Dégénérescence rétinienne, qu'ils appellent ça. C'est chiant et c'est incroyablement frustrant. La vision périphérique de Dong-won s'est fait la malle et, à peine âgé de cinquante ans, il se retrouve à taper des messages sur son téléphone, l'écran loin de son visage, comme un putain de vieux.
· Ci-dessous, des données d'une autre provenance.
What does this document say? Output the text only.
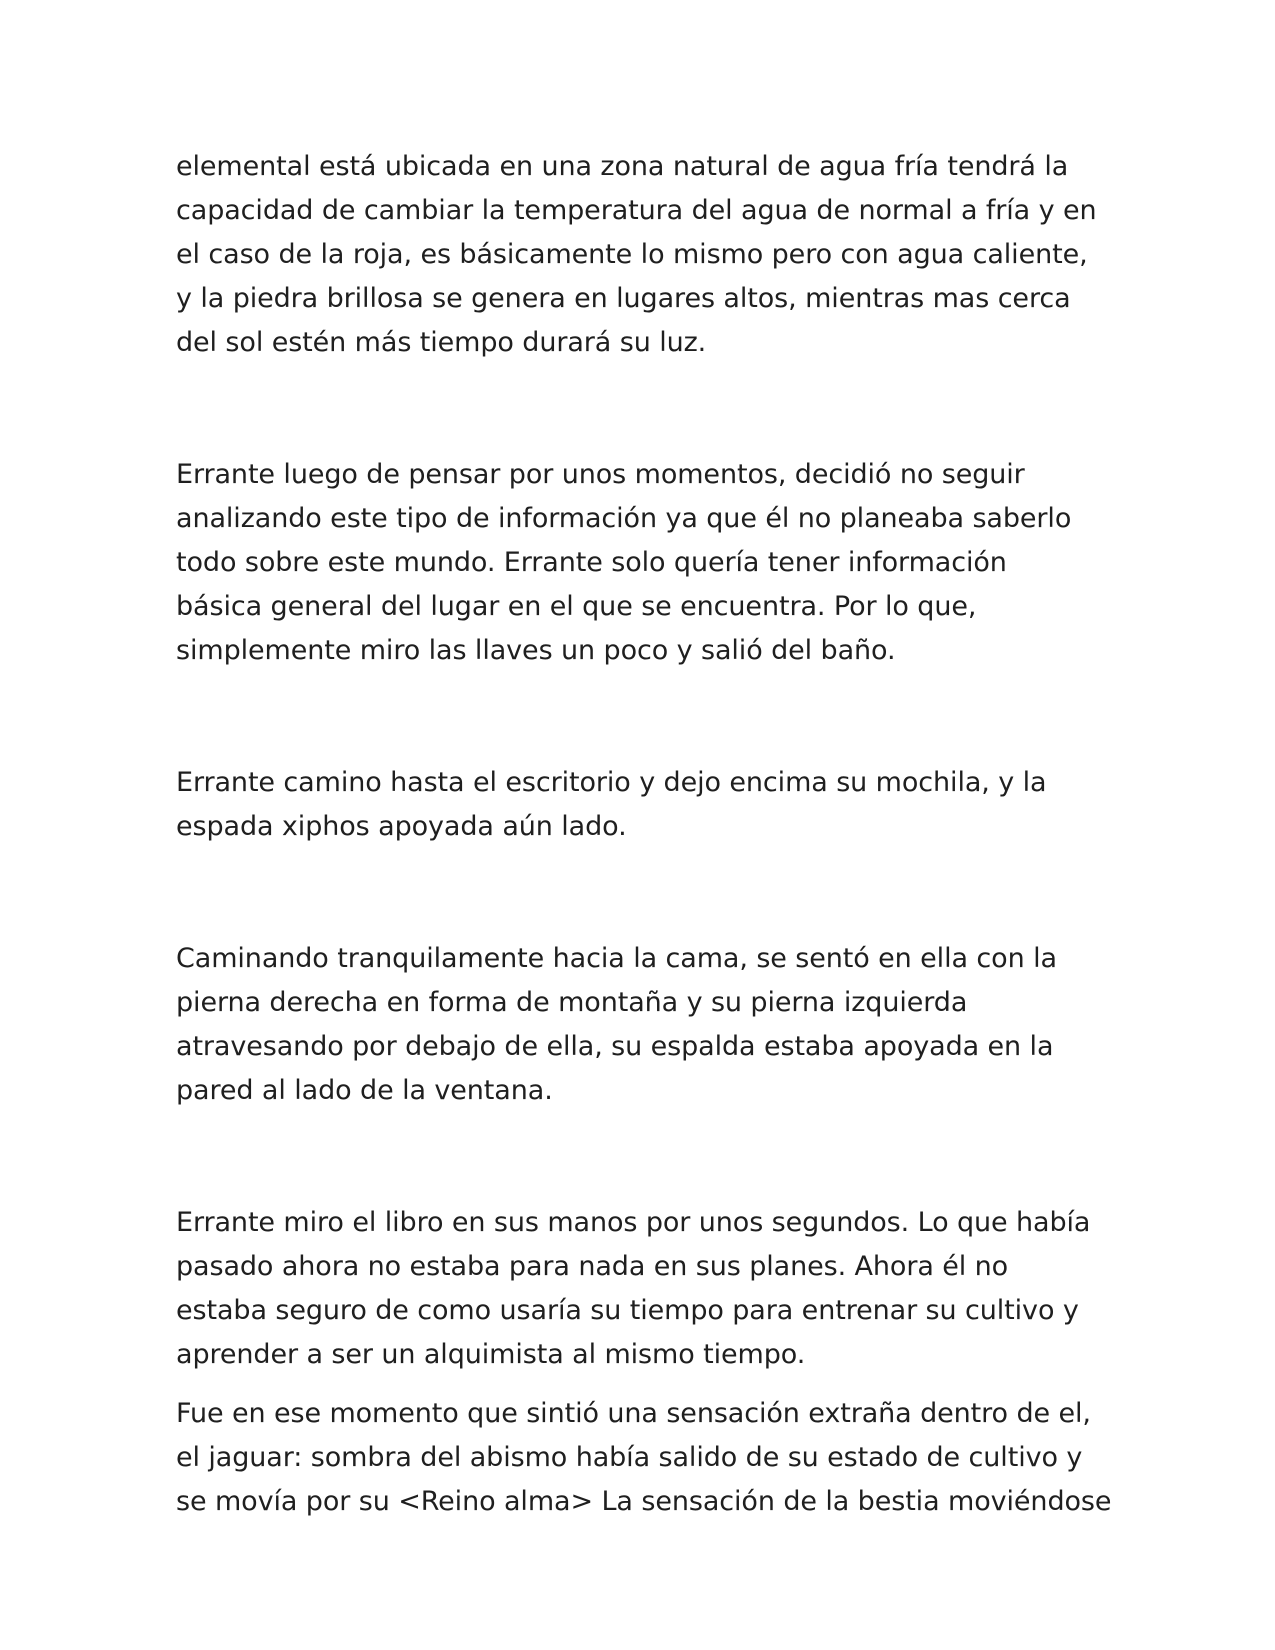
elemental está ubicada en una zona natural de agua fría tendrá la
capacidad de cambiar la temperatura del agua de normal a fría y en
el caso de la roja, es básicamente lo mismo pero con agua caliente,
y la piedra brillosa se genera en lugares altos, mientras mas cerca
del sol estén más tiempo durará su luz.

Errante luego de pensar por unos momentos, decidió no seguir
analizando este tipo de información ya que él no planeaba saberlo
todo sobre este mundo. Errante solo quería tener información
básica general del lugar en el que se encuentra. Por lo que,
simplemente miro las llaves un poco y salió del baño.

Errante camino hasta el escritorio y dejo encima su mochila, y la
espada xiphos apoyada aún lado.

Caminando tranquilamente hacia la cama, se sentó en ella con la
pierna derecha en forma de montaña y su pierna izquierda
atravesando por debajo de ella, su espalda estaba apoyada en la
pared al lado de la ventana.

Errante miro el libro en sus manos por unos segundos. Lo que había
pasado ahora no estaba para nada en sus planes. Ahora él no
estaba seguro de como usaría su tiempo para entrenar su cultivo y
aprender a ser un alquimista al mismo tiempo.

Fue en ese momento que sintió una sensación extraña dentro de el,
el jaguar: sombra del abismo había salido de su estado de cultivo y
se movía por su <Reino alma> La sensación de la bestia moviéndose
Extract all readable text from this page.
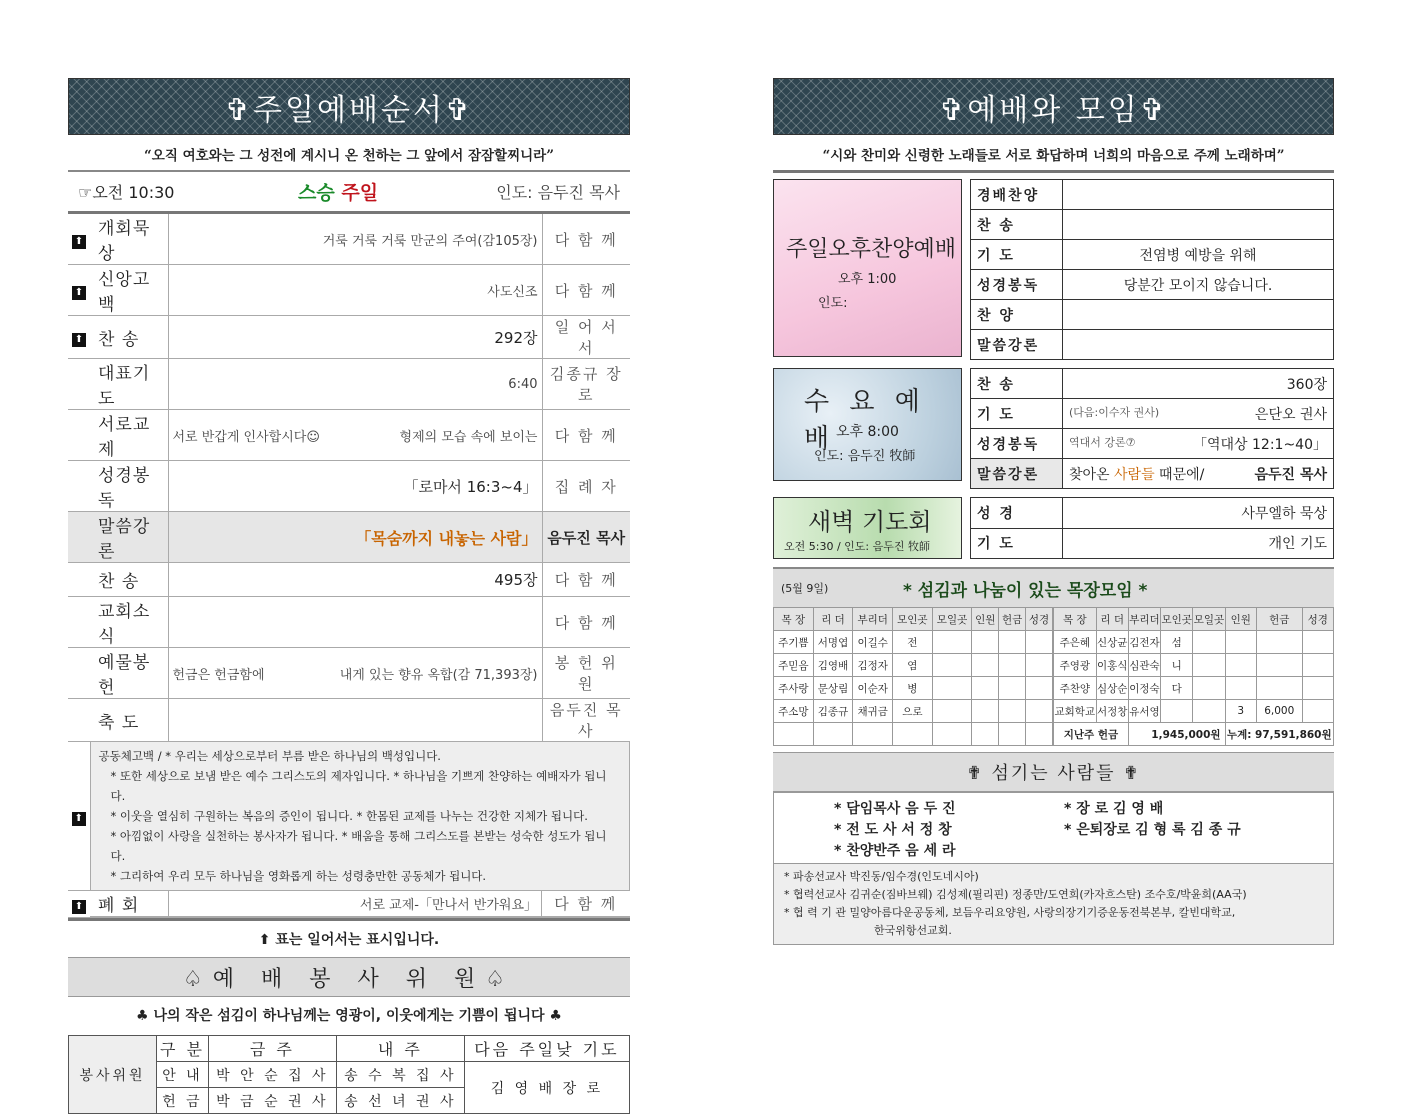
✞주일예배순서✞
“오직 여호와는 그 성전에 계시니 온 천하는 그 앞에서 잠잠할찌니라”
☞오전 10:30	스승 주일	인도: 음두진 목사
⬆	개회묵상	거룩 거룩 거룩 만군의 주여(감105장)	다 함 께
⬆	신앙고백	사도신조	다 함 께
⬆	찬 송	292장	일 어 서 서
	대표기도	6:40	김종규 장로
	서로교제	서로 반갑게 인사합시다☺ 형제의 모습 속에 보이는	다 함 께
	성경봉독	「로마서 16:3~4」	집 례 자
	말씀강론	「목숨까지 내놓는 사람」	음두진 목사
	찬 송	495장	다 함 께
	교회소식		다 함 께
	예물봉헌	헌금은 헌금함에 내게 있는 향유 옥합(감 71,393장)	봉 헌 위 원
	축 도		음두진 목사
⬆	
공동체고백 / * 우리는 세상으로부터 부름 받은 하나님의 백성입니다.
* 또한 세상으로 보냄 받은 예수 그리스도의 제자입니다. * 하나님을 기쁘게 찬양하는 예배자가 됩니다.
* 이웃을 열심히 구원하는 복음의 증인이 됩니다. * 한몸된 교제를 나누는 건강한 지체가 됩니다.
* 아낌없이 사랑을 실천하는 봉사자가 됩니다. * 배움을 통해 그리스도를 본받는 성숙한 성도가 됩니다.
* 그리하여 우리 모두 하나님을 영화롭게 하는 성령충만한 공동체가 됩니다.

⬆	폐 회	서로 교제-「만나서 반가워요」	다 함 께
⬆ 표는 일어서는 표시입니다.
♤예 배 봉 사 위 원♤
♣ 나의 작은 섬김이 하나님께는 영광이, 이웃에게는 기쁨이 됩니다 ♣
봉사위원	구 분	금 주	내 주	다음 주일낮 기도
	안 내	박 안 순 집 사	송 수 복 집 사	김 영 배 장 로
	헌 금	박 금 순 권 사	송 선 녀 권 사	
✞예배와 모임✞
“시와 찬미와 신령한 노래들로 서로 화답하며 너희의 마음으로 주께 노래하며”
주일오후찬양예배
오후 1:00
인도:
경배찬양	
찬 송	
기 도	전염병 예방을 위해
성경봉독	당분간 모이지 않습니다.
찬 양	
말씀강론	
수 요 예 배 오후 8:00
인도: 음두진 牧師
찬 송	360장

기 도	(다음:이수자 권사) 은단오 권사

성경봉독	역대서 강론⑦ 「역대상 12:1~40」

말씀강론	찾아온 사람들 때문에/ 음두진 목사
새벽 기도회
오전 5:30 / 인도: 음두진 牧師
성 경	사무엘하 묵상
기 도	개인 기도
(5월 9일)	* 섬김과 나눔이 있는 목장모임 *
목 장	리 더	부리더	모인곳	모일곳	인원	헌금	성경
주기쁨	서명엽	이길수	전				
주믿음	김영배	김정자	염				
주사랑	문상림	이순자	병				
주소망	김종규	채귀금	으로				

목 장	리 더	부리더	모인곳	모일곳	인원	헌금	성경
주은혜	신상균	김전자	섬				
주영광	이홍식	심관숙	니				
주찬양	심상순	이정숙	다				
교회학교	서정창	유서영			3	6,000	
지난주 헌금		1,945,000원			누계: 97,591,860원		
✟ 섬기는 사람들 ✟
* 담임목사 음 두 진
* 전 도 사 서 정 창
* 찬양반주 음 세 라
* 장 로 김 영 배
* 은퇴장로 김 형 록 김 종 규
* 파송선교사 박진동/임수경(인도네시아)
* 협력선교사 김귀순(짐바브웨) 김성제(필리핀) 정종만/도연희(카자흐스탄) 조수호/박윤희(AA국)
* 협 력 기 관 밀양아름다운공동체, 보듬우리요양원, 사랑의장기기증운동전북본부, 칼빈대학교,
한국위항선교회.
Dire qu'il avait la rage serait un euphémisme. La dégénérescence est, dans la plupart des cas, liée à l'âge. La sienne ne l'était pas. La sienne était génétique. Peut-être que son père avait omis de lui dire que, dans sa famille, ont a des yeux bousillés. Ça aurait été cool de le prévenir, histoire qu'il ne se réveille pas un beau matin, complètement terrorisé. Néanmoins, même si sa vision était partiellement obscurcie, cela ne l'empêchait pas de vivre. Chaque matin, il ouvrait sa boutique et, deux soirs par semaine, il continuait de répéter avec son groupe. La batterie avait été un moyen pour lui de hurler sa frustration autrement qu'en gueulant dans le vide comme un débile. Ça marchait plutôt bien.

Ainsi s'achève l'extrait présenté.